I have a new bow and need to buy a sight. I want a single pin but have been told I’m not experienced enough?? If so what would you recommend for shooting out to 50yds?


----------



## ruffjason (May 20, 2018)

MBG.* Check them out. Great sights. No experience necessary. Lol.* Never heard one has to be "experienced" to shoot a single pin. Just saying that seems pretty stupid

Sent from my SM-G973U using http://bit.ly/Archery_Talk_app


----------



## sixteen26 (Oct 13, 2019)

The only reason I can think of for needing "experience" for a single pin sight is just how fast things can happen while hunting. If a deer sneaks up on you and is about to get into a shooting lane, you have to grab (or raise) your bow, decide if it's a deer you want to shoot, decide what the yardage is (either by a landmark or a range finder), draw, pick your spot and shoot. Depending on where you're hunting, this could all need to be done in only a few seconds. Shooting a single pin potentially adds another step to the process in that you have to set the yardage on your dial.

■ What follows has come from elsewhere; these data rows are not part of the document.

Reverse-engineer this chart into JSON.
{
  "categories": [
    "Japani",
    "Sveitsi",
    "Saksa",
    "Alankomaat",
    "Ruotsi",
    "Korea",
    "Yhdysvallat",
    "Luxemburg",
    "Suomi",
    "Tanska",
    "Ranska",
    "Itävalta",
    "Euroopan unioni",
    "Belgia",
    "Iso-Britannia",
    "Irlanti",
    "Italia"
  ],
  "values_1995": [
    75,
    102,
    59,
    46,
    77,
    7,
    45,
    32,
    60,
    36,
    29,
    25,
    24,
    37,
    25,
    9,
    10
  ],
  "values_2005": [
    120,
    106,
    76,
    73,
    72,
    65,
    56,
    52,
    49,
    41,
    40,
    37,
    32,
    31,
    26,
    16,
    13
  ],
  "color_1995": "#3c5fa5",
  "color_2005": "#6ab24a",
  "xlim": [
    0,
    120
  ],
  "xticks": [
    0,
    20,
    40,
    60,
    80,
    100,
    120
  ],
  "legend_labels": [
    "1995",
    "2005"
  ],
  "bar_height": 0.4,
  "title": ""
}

I personally set mine to 25 yards and have practice shooting with my dial at 25 from 10-35 yards so I know how high or low I may have to hold the pin to compensate in case I don't have a chance to adjust the dial.


----------



## Tipe (May 19, 2018)

For hunting, Garmin A1i if that's allowed where U hunt.

If not, then Axcell Accutouch Carbon Pro.
Been very pleased with it but I have HHA 5519 scope in it.
Better light and I like it more than AV-41 scope.
This is also pretty OK target/3D sight.

That 1 dot depends about other physical facts.
Arrow weight/speed. If U have fast arrow then those 3-5 pins are one mess in sight if they're 10m distance between each other.
More usable with slower arrow. But anyway they're there and U have lot of opportunities to choose wrong pin when that time comes when it matters.

I would go for 1 pin sight, beginner or experienced but that just me.
If U can't get the shot with one pin, I hardly doubt that U would do any better with several pins.


----------



## dezenst (Dec 27, 2008)

Axcel! Carbon Pro has yardage clicks you can feel. 
Keeps your head on target and lets you dial to 20-30-40, etc. by feel.


----------



## Really_frosty (May 28, 2010)

IF you have the money then I would recommend a Axcel system these sights are great for compound bows and the anti-vibration feature is a great way to make sure these is no vibration through the sight limb during the shot. IT is not a cheap system but it is a versatile one and will last you a life time. I have used on for 5 years now and it has never failed me.


----------